Business Feature New CEDA director Dale Greer reflects on transition | The Cullman Tribune

Business Feature

New CEDA director Dale Greer reflects on transition

Dale Greer / Cullman Economic Development Agency

 

I see Cullman continuing to grow, continuing to prosper.  I think we’ll be very progressive, but I think flexibility is going to be very important as we go forward.”
Dale Greer, director, Cullman Economic Development Agency

CULLMAN - When Peggy Smith retired after a generation as director of the Cullman Economic Development Agency (CEDA), the task of filling her shoes fell to longtime assistant director Dale Greer.  At the end of his first week on the “new” job, he sat down for a few minutes to catch his breath and talk to The Tribune about the transition.

On his predecessor

“Peggy and I have worked together 25 years now; really a great relationship.  I tell people she was the one who questioned whether everything would work or not, and I think everything will work out. So we had the pessimist and the optimist; somewhere in between, we balanced everything out. 

“She and I kind of made decisions together for at least the last 15 years.  She’s agreed to allow me to call on her if I need help, support or information.  I have that expertise to rely on.

“She’s recognized as one of the best economic developers in the Southeast, so it’s been a great opportunity to learn.  Hopefully, I gleaned enough from what was there and all the people that we deal with, that we can be successful moving forward.  I don’t see any reason that we can’t be.”

On dealing with the transition to the top seat at CEDA

“Here in the office, there’s a really strong staff that we’ve had for a long time.  Most of them have been here for years, and do a nice job.  That’s not changing for me; having a good strong staff and support team is really a positive for us.
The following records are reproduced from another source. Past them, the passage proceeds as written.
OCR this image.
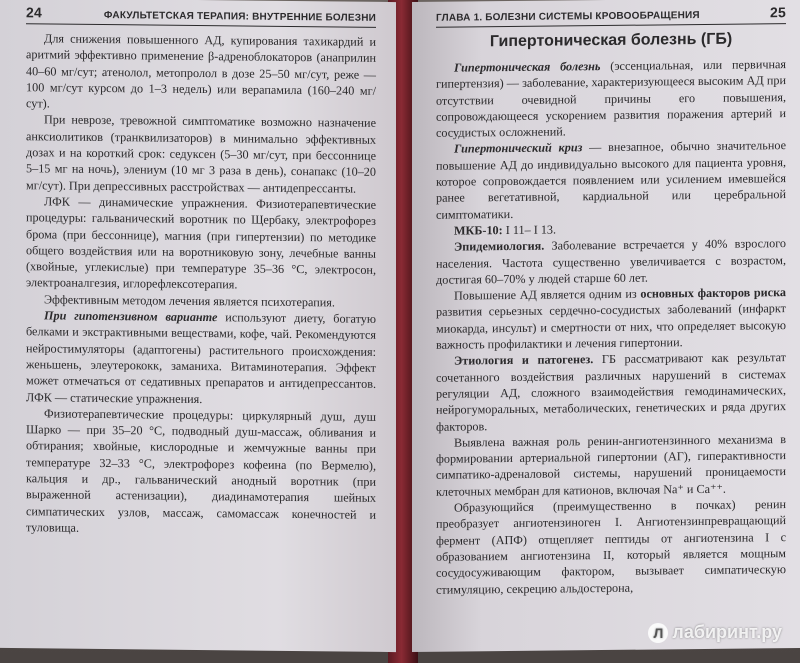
24	ФАКУЛЬТЕТСКАЯ ТЕРАПИЯ: ВНУТРЕННИЕ БОЛЕЗНИ

Для снижения повышенного АД, купирования тахикардий и аритмий эффективно применение β-адреноблокаторов (анаприлин 40–60 мг/сут; атенолол, метопролол в дозе 25–50 мг/сут, реже — 100 мг/сут курсом до 1–3 недель) или верапамила (160–240 мг/сут).

При неврозе, тревожной симптоматике возможно назначение анксиолитиков (транквилизаторов) в минимально эффективных дозах и на короткий срок: седуксен (5–30 мг/сут, при бессоннице 5–15 мг на ночь), элениум (10 мг 3 раза в день), сонапакс (10–20 мг/сут). При депрессивных расстройствах — антидепрессанты.

ЛФК — динамические упражнения. Физиотерапевтические процедуры: гальванический воротник по Щербаку, электрофорез брома (при бессоннице), магния (при гипертензии) по методике общего воздействия или на воротниковую зону, лечебные ванны (хвойные, углекислые) при температуре 35–36 °С, электросон, электроаналгезия, иглорефлексотерапия.

Эффективным методом лечения является психотерапия.

При гипотензивном варианте используют диету, богатую белками и экстрактивными веществами, кофе, чай. Рекомендуются нейростимуляторы (адаптогены) растительного происхождения: женьшень, элеутерококк, заманиха. Витаминотерапия. Эффект может отмечаться от седативных препаратов и антидепрессантов. ЛФК — статические упражнения.

Физиотерапевтические процедуры: циркулярный душ, душ Шарко — при 35–20 °С, подводный душ-массаж, обливания и обтирания; хвойные, кислородные и жемчужные ванны при температуре 32–33 °С, электрофорез кофеина (по Вермелю), кальция и др., гальванический анодный воротник (при выраженной астенизации), диадинамотерапия шейных симпатических узлов, массаж, самомассаж конечностей и туловища.

ГЛАВА 1. БОЛЕЗНИ СИСТЕМЫ КРОВООБРАЩЕНИЯ	25
Гипертоническая болезнь (ГБ)

Гипертоническая болезнь (эссенциальная, или первичная гипертензия) — заболевание, характеризующееся высоким АД при отсутствии очевидной причины его повышения, сопровождающееся ускорением развития поражения артерий и сосудистых осложнений.

Гипертонический криз — внезапное, обычно значительное повышение АД до индивидуально высокого для пациента уровня, которое сопровождается появлением или усилением имевшейся ранее вегетативной, кардиальной или церебральной симптоматики.

МКБ-10: I 11– I 13.

Эпидемиология. Заболевание встречается у 40% взрослого населения. Частота существенно увеличивается с возрастом, достигая 60–70% у людей старше 60 лет.

Повышение АД является одним из основных факторов риска развития серьезных сердечно-сосудистых заболеваний (инфаркт миокарда, инсульт) и смертности от них, что определяет высокую важность профилактики и лечения гипертонии.

Этиология и патогенез. ГБ рассматривают как результат сочетанного воздействия различных нарушений в системах регуляции АД, сложного взаимодействия гемодинамических, нейрогуморальных, метаболических, генетических и ряда других факторов.

Выявлена важная роль ренин-ангиотензинного механизма в формировании артериальной гипертонии (АГ), гиперактивности симпатико-адреналовой системы, нарушений проницаемости клеточных мембран для катионов, включая Na⁺ и Ca⁺⁺.

Образующийся (преимущественно в почках) ренин преобразует ангиотензиноген I. Ангиотензинпревращающий фермент (АПФ) отщепляет пептиды от ангиотензина I с образованием ангиотензина II, который является мощным сосудосуживающим фактором, вызывает симпатическую стимуляцию, секрецию альдостерона,

Л лабиринт.ру
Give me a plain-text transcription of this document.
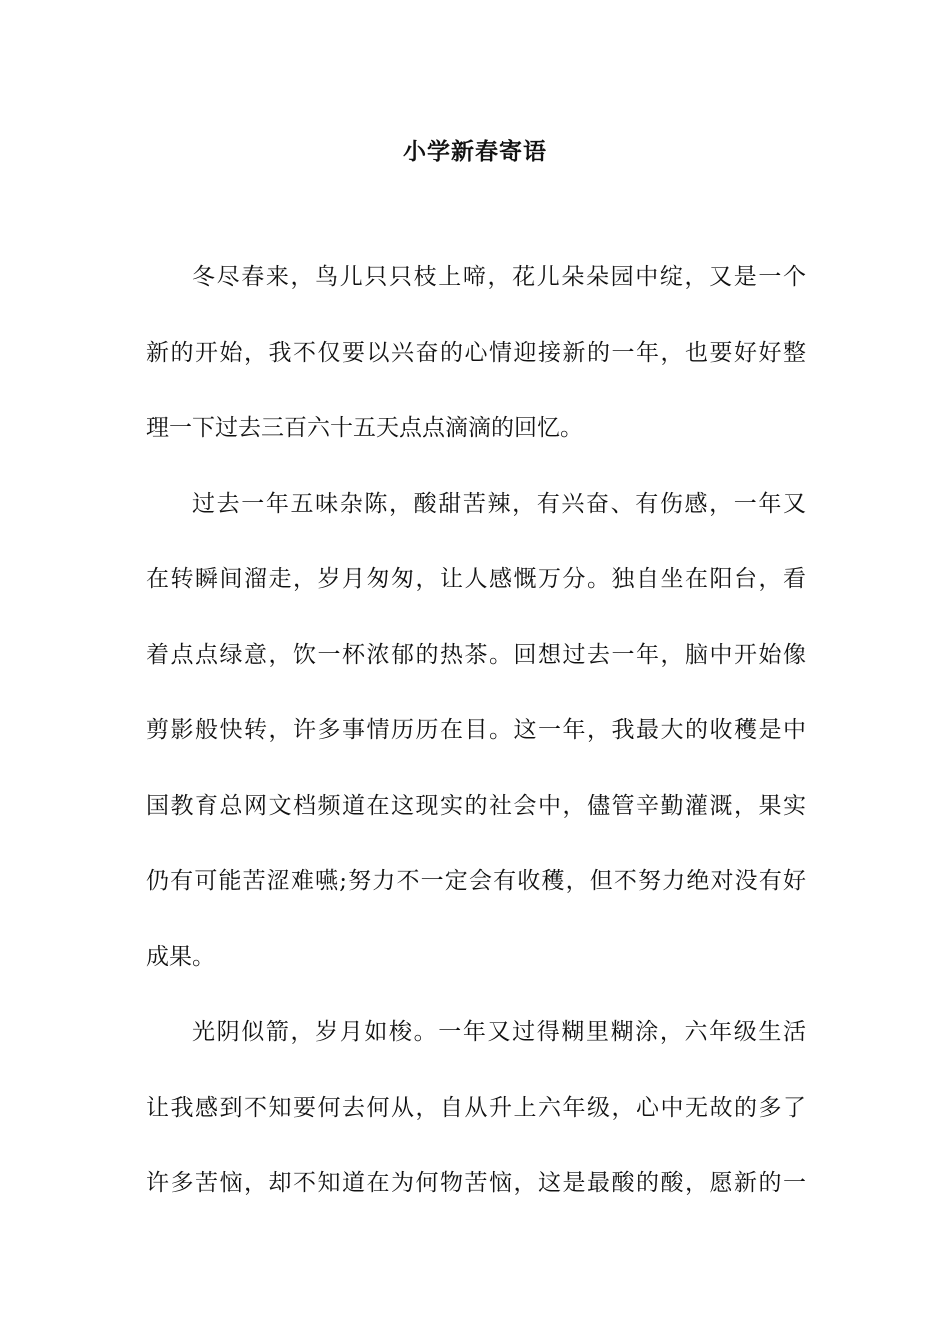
小学新春寄语
冬尽春来，鸟儿只只枝上啼，花儿朵朵园中绽，又是一个
新的开始，我不仅要以兴奋的心情迎接新的一年，也要好好整
理一下过去三百六十五天点点滴滴的回忆。
过去一年五味杂陈，酸甜苦辣，有兴奋、有伤感，一年又
在转瞬间溜走，岁月匆匆，让人感慨万分。独自坐在阳台，看
着点点绿意，饮一杯浓郁的热茶。回想过去一年，脑中开始像
剪影般快转，许多事情历历在目。这一年，我最大的收穫是中
国教育总网文档频道在这现实的社会中，儘管辛勤灌溉，果实
仍有可能苦涩难嚥;努力不一定会有收穫，但不努力绝对没有好
成果。
光阴似箭，岁月如梭。一年又过得糊里糊涂，六年级生活
让我感到不知要何去何从，自从升上六年级，心中无故的多了
许多苦恼，却不知道在为何物苦恼，这是最酸的酸，愿新的一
“I’m doing the same thing I did before, kind of in the same position.  It’s just that Peggy and I usually consulted on things and made decisions together.  Now I don’t have that, but I’ve got the mayor and the industrial board, and a number of allies that we work with.  Personally, I see us trying to strengthen those relationships and improve on those, if there’s anywhere possible.  We’re working with the Chamber on their Converging for Success plan; planning is very important, even more so when you have everybody involved.  With all of us working together, we’ll truly fill gaps in the community.”

On Cullman

“Cullman is a remarkable community.  It’s been a real pleasure to work in recruiting business and industry here.  Now, we’re doing a lot on the retail side, with just great growth in this community.  It sells very well.  All of the things here are very good: you’ve got a great education system, a good highway transportation network, a good workforce- people who are hard-working and dependable.  It’s just been a great opportunity to market a really, really special community.”

On the future of area economic development

“I think where I see some changes coming, we have been one of the top manufacturing areas in Alabama for the creation of jobs and capital investment.  The companies we’ve recruited have grown and prospered; I think that’s a compliment to the community.

“But we don’t have a lot of open industrial property now, and unemployment is down around 5 percent; we’re one of the lowest in Alabama every month.  I don’t think we have the people available to support a large new manufacturing operation like we have in the past.  I think the focus is going to be a little different, where we turn to research and development operations: smaller properties, more intellectual (than industrial).

“I see Cullman continuing to grow, continuing to prosper.  I think we’ll be very progressive, but I think flexibility is going to be very important as we go forward.”